Using site-scrapers to build sample datasets & visualizations
Over the weekend, while rebuilding a site for my wife, I found myself in need of a site-scraper. Site-scrapers are tools that will extract structured content from web sites or apps; there are many free ones and vary widely in complexity (command-line tools with no UI) to simpler ones. Her old website was built with Expression Engine 1 years ago, the admin CP was broken, and I didn’t want to try to make sense of the messy database or other export tools — data rot at its finest.
I stumbled upon a pretty decent free one from import.io — you can read a review here. They have a nice set of freemium tools, and let me do a quick scan of her blog archives.
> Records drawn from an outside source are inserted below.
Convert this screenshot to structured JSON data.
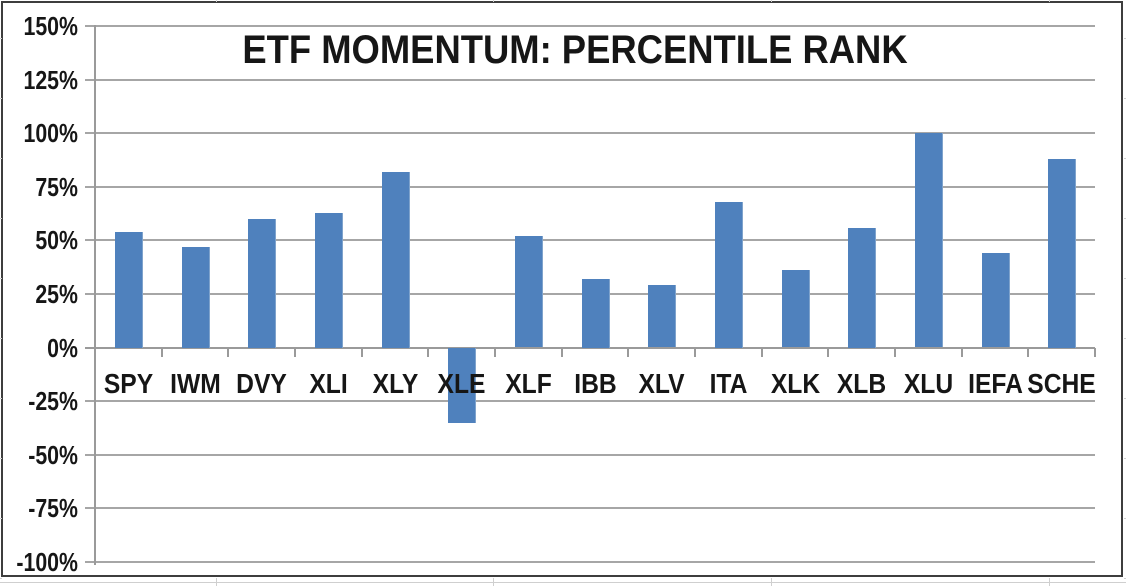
{
  "chart_data": {
    "type": "bar",
    "title": "ETF MOMENTUM: PERCENTILE RANK",
    "categories": [
      "SPY",
      "IWM",
      "DVY",
      "XLI",
      "XLY",
      "XLE",
      "XLF",
      "IBB",
      "XLV",
      "ITA",
      "XLK",
      "XLB",
      "XLU",
      "IEFA",
      "SCHE"
    ],
    "values": [
      54,
      47,
      60,
      63,
      82,
      -35,
      52,
      32,
      29,
      68,
      36,
      56,
      100,
      44,
      88
    ],
    "value_unit": "%",
    "xlabel": "",
    "ylabel": "",
    "ylim": [
      -100,
      150
    ],
    "ytick_step": 25,
    "ytick_labels": [
      "150%",
      "125%",
      "100%",
      "75%",
      "50%",
      "25%",
      "0%",
      "-25%",
      "-50%",
      "-75%",
      "-100%"
    ],
    "grid": true,
    "legend": "none",
    "colors": {
      "bar": "#4F81BD",
      "bar_edge": "#7FA3CC",
      "gridline": "#A6A6A6",
      "axis": "#9A9A9A",
      "text": "#161616",
      "chart_border": "#3D3D3D",
      "worksheet_gridline": "#CFCFCF"
    }
  }
}
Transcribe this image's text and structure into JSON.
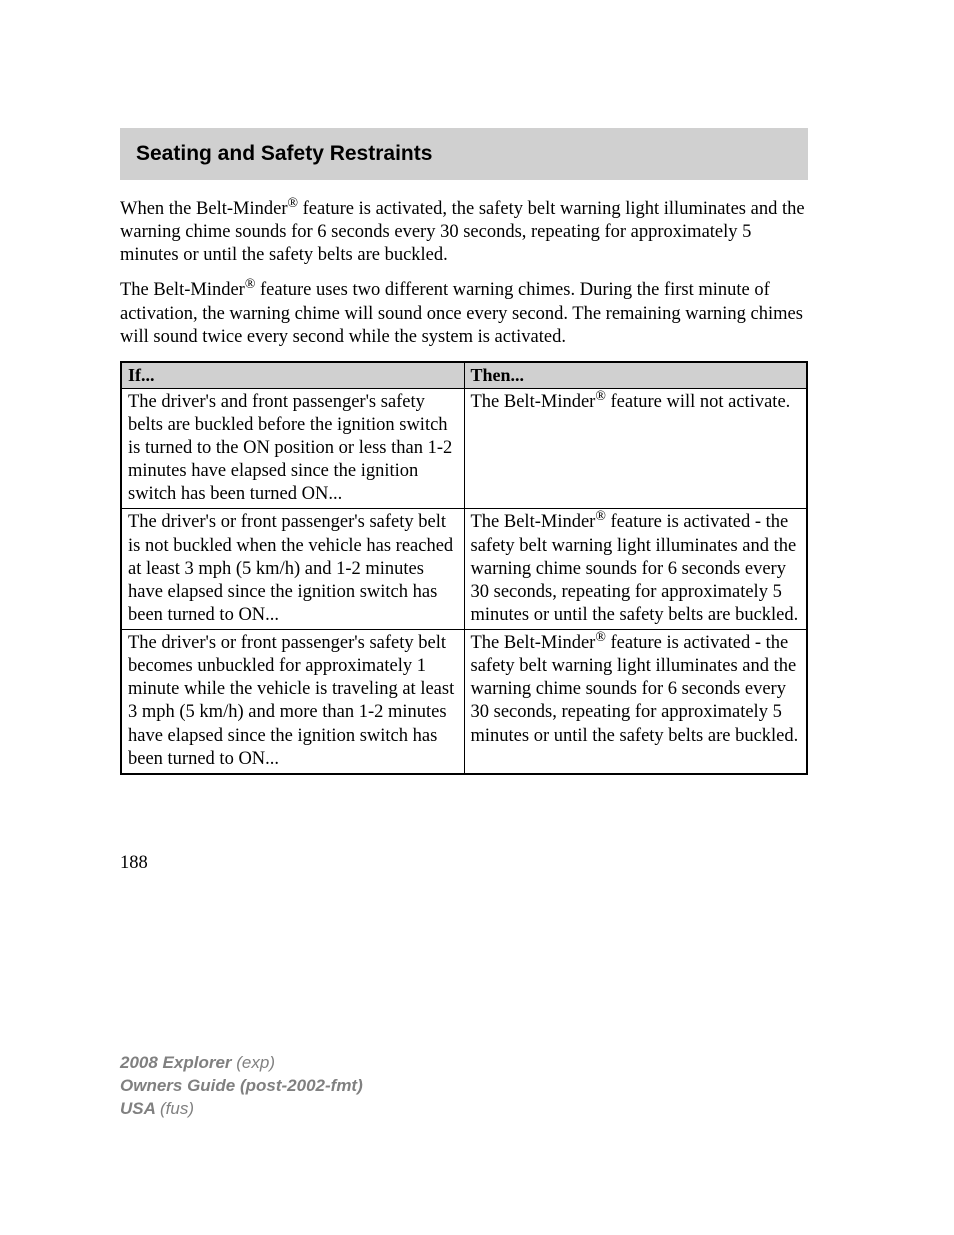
{
  "section": {
    "title": "Seating and Safety Restraints"
  },
  "paragraphs": {
    "p1_a": "When the Belt-Minder",
    "p1_b": " feature is activated, the safety belt warning light illuminates and the warning chime sounds for 6 seconds every 30 seconds, repeating for approximately 5 minutes or until the safety belts are buckled.",
    "p2_a": "The Belt-Minder",
    "p2_b": " feature uses two different warning chimes. During the first minute of activation, the warning chime will sound once every second. The remaining warning chimes will sound twice every second while the system is activated."
  },
  "table": {
    "headers": {
      "if": "If...",
      "then": "Then..."
    },
    "rows": {
      "r1": {
        "if": "The driver's and front passenger's safety belts are buckled before the ignition switch is turned to the ON position or less than 1-2 minutes have elapsed since the ignition switch has been turned ON...",
        "then_a": "The Belt-Minder",
        "then_b": " feature will not activate."
      },
      "r2": {
        "if": "The driver's or front passenger's safety belt is not buckled when the vehicle has reached at least 3 mph (5 km/h) and 1-2 minutes have elapsed since the ignition switch has been turned to ON...",
        "then_a": "The Belt-Minder",
        "then_b": " feature is activated - the safety belt warning light illuminates and the warning chime sounds for 6 seconds every 30 seconds, repeating for approximately 5 minutes or until the safety belts are buckled."
      },
      "r3": {
        "if": "The driver's or front passenger's safety belt becomes unbuckled for approximately 1 minute while the vehicle is traveling at least 3 mph (5 km/h) and more than 1-2 minutes have elapsed since the ignition switch has been turned to ON...",
        "then_a": "The Belt-Minder",
        "then_b": " feature is activated - the safety belt warning light illuminates and the warning chime sounds for 6 seconds every 30 seconds, repeating for approximately 5 minutes or until the safety belts are buckled."
      }
    }
  },
  "page_number": "188",
  "footer": {
    "line1_bold": "2008 Explorer ",
    "line1_italic": "(exp)",
    "line2": "Owners Guide (post-2002-fmt)",
    "line3_bold": "USA ",
    "line3_italic": "(fus)"
  },
  "registered_symbol": "®",
  "colors": {
    "header_bg": "#d0d0d0",
    "text": "#000000",
    "footer_text": "#808080",
    "page_bg": "#ffffff",
    "border": "#000000"
  }
}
There’s a lot to it, and I think they’ve done a great job of creating tools and a user experience that lets non-technical people extract clean, structured data. Here’s a look at my first try, after I “trained” it by clicking on the entries in the old blog’s archive list:
Once you’ve built your dataset, you can instantly use it in a variety of ways, including GET/POST, import into Google Sheets, and even an API as JSON:
Unfortunately for me, I wasn’t able to get the tool to “dig” a level deeper and extract content using their Crawler tool; there was some issue with my server that wouldn’t let it probe it. As I was in a rush, and there was only like 20 entries, I fell back on my half-automated process for converting web content to Markdown files in NVAlt.
Import.io has a nice UI for helping you understand the kind of data source you’re trying to scrape — a list of things, or a single page like a product page. It has the concept of “training” to build a tool that is customized for a given site or source.
“Behind the Beats”
One neat example from the Import.io blog is Behind the Beats, a nice visualization of “music samples used by beats producers through the years”. They used whosampled.com, Import.io to generate the datasets, Excel, RAW, Gephi, and Adobe Illustrator to create the visualizations:
I’m always fascinated by “bridge” tools: tools that connect things to other things. Other examples include Zapier, Gerty, Slack, and [the now-defunct] Yahoo Pipes. They help break down walls between the isolated islands of the vast archipelago of cloud tools and sites out there — and help us understand and make use of it in new ways.